Refining the anomaly consistency condition

TL;DR

This paper advances the understanding of anomalies in gauge theories by refining the anomaly consistency condition within the extended antifield formalism, providing new insights into BRST cohomology and anomaly constraints.

Contribution

It introduces a refined anomaly consistency condition in the extended antifield formalism, linking BRST cohomological classes' descent and lift properties during renormalization.

Findings

Anomalies are constrained to classes with shorter descent and longer lift during renormalization.

A simple approach to the Adler-Bardeen theorem is proposed, independent of gauge fixing and power counting.

The formalism characterizes local BRST cohomological classes by form degree, ghost number, descent, and lift.

Abstract

In the extended antifield formalism, a quantum BRST differential for anomalous gauge theories is constructed.

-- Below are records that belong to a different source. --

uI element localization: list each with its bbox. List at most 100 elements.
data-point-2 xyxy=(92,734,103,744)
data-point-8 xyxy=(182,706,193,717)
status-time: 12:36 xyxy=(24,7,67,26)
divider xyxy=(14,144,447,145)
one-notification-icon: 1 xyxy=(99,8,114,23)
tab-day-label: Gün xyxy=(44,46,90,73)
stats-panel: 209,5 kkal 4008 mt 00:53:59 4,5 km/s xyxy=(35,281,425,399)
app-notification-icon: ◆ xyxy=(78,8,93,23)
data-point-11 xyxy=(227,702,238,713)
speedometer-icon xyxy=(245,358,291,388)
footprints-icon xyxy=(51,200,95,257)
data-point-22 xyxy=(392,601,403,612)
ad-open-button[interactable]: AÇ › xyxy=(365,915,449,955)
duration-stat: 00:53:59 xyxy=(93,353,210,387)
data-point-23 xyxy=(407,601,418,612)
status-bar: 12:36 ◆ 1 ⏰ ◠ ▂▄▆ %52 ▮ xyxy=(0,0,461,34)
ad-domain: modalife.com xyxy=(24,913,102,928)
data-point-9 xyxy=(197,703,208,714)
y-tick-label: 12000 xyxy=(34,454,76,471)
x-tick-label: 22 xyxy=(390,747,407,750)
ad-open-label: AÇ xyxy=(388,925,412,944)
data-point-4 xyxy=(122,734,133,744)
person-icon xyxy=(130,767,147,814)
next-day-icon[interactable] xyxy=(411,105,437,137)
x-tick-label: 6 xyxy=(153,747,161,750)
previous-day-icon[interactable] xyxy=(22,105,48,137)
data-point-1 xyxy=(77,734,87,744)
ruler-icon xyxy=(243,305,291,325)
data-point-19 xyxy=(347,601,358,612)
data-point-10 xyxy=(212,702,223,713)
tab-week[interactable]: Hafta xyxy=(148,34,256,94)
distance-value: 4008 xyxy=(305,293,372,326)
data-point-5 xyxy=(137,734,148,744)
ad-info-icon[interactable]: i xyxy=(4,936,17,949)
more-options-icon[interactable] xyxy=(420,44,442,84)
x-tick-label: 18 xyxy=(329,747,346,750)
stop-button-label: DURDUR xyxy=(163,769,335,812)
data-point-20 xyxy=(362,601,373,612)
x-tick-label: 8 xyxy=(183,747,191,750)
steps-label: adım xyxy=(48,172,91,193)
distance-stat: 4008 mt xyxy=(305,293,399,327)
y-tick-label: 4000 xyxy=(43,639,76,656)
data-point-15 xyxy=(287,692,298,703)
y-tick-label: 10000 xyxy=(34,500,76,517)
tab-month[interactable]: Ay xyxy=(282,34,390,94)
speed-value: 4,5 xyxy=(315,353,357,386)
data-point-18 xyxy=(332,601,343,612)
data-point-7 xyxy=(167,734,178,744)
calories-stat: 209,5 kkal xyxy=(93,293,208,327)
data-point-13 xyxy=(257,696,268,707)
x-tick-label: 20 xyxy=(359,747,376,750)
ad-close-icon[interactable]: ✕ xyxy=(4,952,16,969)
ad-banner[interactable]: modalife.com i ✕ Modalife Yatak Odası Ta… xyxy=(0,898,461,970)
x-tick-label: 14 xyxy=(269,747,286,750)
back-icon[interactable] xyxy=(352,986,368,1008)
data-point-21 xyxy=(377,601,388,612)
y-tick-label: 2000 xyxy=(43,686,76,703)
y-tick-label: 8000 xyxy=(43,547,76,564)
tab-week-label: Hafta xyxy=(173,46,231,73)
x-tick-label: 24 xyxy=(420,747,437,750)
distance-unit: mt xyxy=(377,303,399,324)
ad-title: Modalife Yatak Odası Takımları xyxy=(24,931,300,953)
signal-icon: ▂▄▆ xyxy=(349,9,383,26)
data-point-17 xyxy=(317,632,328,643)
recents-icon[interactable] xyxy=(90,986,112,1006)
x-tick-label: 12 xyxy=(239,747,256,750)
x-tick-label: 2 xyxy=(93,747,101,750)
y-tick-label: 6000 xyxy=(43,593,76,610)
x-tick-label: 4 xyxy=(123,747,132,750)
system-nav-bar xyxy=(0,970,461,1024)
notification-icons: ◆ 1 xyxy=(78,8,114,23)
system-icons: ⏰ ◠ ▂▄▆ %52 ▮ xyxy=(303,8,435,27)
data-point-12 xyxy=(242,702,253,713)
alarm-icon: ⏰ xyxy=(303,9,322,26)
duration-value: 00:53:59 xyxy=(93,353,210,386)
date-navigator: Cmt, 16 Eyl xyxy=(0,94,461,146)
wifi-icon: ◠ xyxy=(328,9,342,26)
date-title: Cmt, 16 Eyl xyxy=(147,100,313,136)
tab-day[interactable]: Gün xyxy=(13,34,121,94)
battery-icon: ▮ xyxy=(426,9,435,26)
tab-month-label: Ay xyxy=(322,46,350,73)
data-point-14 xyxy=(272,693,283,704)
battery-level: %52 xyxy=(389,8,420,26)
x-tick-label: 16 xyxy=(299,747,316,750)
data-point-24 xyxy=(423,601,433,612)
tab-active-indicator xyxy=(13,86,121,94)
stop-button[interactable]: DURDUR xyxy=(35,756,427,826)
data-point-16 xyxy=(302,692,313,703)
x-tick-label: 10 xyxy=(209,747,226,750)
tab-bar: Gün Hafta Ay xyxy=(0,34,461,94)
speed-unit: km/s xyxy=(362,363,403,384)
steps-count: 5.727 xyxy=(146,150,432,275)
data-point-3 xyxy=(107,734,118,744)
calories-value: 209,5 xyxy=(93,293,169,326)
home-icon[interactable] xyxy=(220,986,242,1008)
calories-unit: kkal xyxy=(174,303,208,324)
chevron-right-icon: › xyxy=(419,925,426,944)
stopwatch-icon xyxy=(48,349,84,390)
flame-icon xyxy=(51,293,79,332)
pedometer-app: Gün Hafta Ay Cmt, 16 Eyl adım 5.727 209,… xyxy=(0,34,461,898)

Local BRST cohomological classes are characterized, besides the form degree and the ghost number, by the length of their descents and of their lifts, and this both in the standard and the extended antifield formalism. It is shown that during the BRST invariant renormalization of a local BRST cohomological class, the anomaly that can appear is constrained to be a local BRST cohomological class with a shorter descent and a longer lift than the given class. As an application of both results, a simple approach to the Adler-Bardeen theorem for the non abelian gauge anomaly is proposed. It applies independently of the gauge fixing, of power counting restrictions and does not rely on the use of the Callan-Symanzik equation.